When considering safety aspects of HDEP, it should be noted that HDEP is replication deficient, since it lacks the necessary viral genes for autonomous replication and, thus, HDEPs will not independently disseminate in a host. Replication and spread may occur only in the presence of a recombinant vector within the same cell. We expect the clinical influence of HDEPs to be effectively limited for the following reasons: (i) the low frequency of HDEP formation, (ii) the low ratio of HDEPs versus recombinant vector particles (<0.1 HDEP per dose), (iii) the typical effective human immune response to circulating virus, (iv) the lack of evidence regarding in vivo rescue, and (v) simple dilution over time. However, the presence of a mirror image of an expression cassette carrying DNA of human origin (FGF-4 transgene or PGK promoter) within some HDEP agents could potentially result in a more efficient interaction with human genomic DNA, thereby inserting the E1 sequences, located between the expression cassettes of the cellular genome through homologous recombination. In this case, host cell immortalization could theoretically occur in the absence of recombinant Ad5 vector and concomitant cell lysis. Thus, the sensitive RCA detection assay that has detected all HDEPs to date, in conjunction with the HDEP-specific PCR test, will be most helpful in screening Ad vector batches to exclude HDEP-positive vector batches from ongoing clinical studies.
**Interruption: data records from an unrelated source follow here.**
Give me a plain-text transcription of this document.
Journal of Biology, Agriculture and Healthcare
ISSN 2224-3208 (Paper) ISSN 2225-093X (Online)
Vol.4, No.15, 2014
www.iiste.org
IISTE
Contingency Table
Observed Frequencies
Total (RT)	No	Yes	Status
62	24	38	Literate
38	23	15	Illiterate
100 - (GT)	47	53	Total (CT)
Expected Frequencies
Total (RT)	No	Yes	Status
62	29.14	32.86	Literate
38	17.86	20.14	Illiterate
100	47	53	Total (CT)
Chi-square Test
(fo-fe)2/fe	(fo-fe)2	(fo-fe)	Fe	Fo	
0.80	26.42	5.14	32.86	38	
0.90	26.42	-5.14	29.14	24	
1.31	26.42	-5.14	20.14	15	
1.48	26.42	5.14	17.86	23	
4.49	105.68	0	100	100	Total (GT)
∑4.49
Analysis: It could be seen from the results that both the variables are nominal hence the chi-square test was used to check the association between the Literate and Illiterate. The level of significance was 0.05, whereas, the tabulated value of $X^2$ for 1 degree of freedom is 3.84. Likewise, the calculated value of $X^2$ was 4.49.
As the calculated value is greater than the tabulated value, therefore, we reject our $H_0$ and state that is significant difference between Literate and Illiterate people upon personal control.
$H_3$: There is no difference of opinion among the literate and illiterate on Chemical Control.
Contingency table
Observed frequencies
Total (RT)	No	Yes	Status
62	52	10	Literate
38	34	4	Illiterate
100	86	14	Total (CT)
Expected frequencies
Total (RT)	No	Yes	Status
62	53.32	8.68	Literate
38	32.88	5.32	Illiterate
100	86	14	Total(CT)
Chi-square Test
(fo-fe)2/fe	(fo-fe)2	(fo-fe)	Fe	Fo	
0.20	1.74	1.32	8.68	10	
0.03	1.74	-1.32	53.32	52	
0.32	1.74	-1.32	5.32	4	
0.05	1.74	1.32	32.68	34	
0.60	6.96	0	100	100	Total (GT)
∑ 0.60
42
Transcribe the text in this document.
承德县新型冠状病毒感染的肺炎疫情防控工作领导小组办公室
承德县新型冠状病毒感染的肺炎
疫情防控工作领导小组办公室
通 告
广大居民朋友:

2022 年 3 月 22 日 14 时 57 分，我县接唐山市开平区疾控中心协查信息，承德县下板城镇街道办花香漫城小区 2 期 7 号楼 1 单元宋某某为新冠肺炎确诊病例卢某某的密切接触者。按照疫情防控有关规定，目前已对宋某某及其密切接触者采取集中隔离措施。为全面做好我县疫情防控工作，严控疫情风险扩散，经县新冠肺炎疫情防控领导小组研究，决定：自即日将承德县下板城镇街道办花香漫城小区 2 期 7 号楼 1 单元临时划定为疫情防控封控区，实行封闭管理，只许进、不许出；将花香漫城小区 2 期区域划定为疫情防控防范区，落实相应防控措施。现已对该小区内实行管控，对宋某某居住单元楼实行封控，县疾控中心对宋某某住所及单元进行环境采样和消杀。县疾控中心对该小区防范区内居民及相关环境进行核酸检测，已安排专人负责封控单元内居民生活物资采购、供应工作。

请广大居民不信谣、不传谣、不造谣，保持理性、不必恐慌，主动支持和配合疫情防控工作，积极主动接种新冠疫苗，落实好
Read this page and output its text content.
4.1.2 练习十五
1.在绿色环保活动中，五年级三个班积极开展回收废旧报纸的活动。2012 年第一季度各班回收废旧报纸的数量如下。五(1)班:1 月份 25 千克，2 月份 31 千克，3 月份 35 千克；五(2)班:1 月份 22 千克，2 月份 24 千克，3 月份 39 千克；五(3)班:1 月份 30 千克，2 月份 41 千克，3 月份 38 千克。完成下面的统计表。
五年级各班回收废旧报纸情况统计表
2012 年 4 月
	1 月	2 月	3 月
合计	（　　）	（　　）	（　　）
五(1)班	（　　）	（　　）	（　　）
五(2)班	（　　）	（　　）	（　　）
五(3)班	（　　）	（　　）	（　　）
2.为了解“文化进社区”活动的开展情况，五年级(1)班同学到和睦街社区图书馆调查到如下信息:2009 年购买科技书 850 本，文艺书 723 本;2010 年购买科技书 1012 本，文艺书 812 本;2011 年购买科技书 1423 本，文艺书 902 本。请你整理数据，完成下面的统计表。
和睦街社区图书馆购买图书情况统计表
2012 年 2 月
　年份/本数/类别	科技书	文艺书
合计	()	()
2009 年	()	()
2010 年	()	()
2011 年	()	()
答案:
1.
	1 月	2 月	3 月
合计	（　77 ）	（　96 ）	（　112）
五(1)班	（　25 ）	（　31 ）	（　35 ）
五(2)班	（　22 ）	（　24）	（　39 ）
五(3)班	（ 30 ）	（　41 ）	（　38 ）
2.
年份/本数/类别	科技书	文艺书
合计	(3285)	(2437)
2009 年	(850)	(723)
In summary, we have detected and characterized CPE-inducing agents that form at a very low frequency and that are dependent for replication and packaging on the presence of the parental recombinant Ad5 vector. HDEP genomes are formed in the absence of significant sequence overlap, suggesting that E1 coding sequences can be picked up via nonhomologous recombination. All HDEP agents isolated and analyzed thus far share a common structural motif based upon which a replication model for HDEP has been proposed.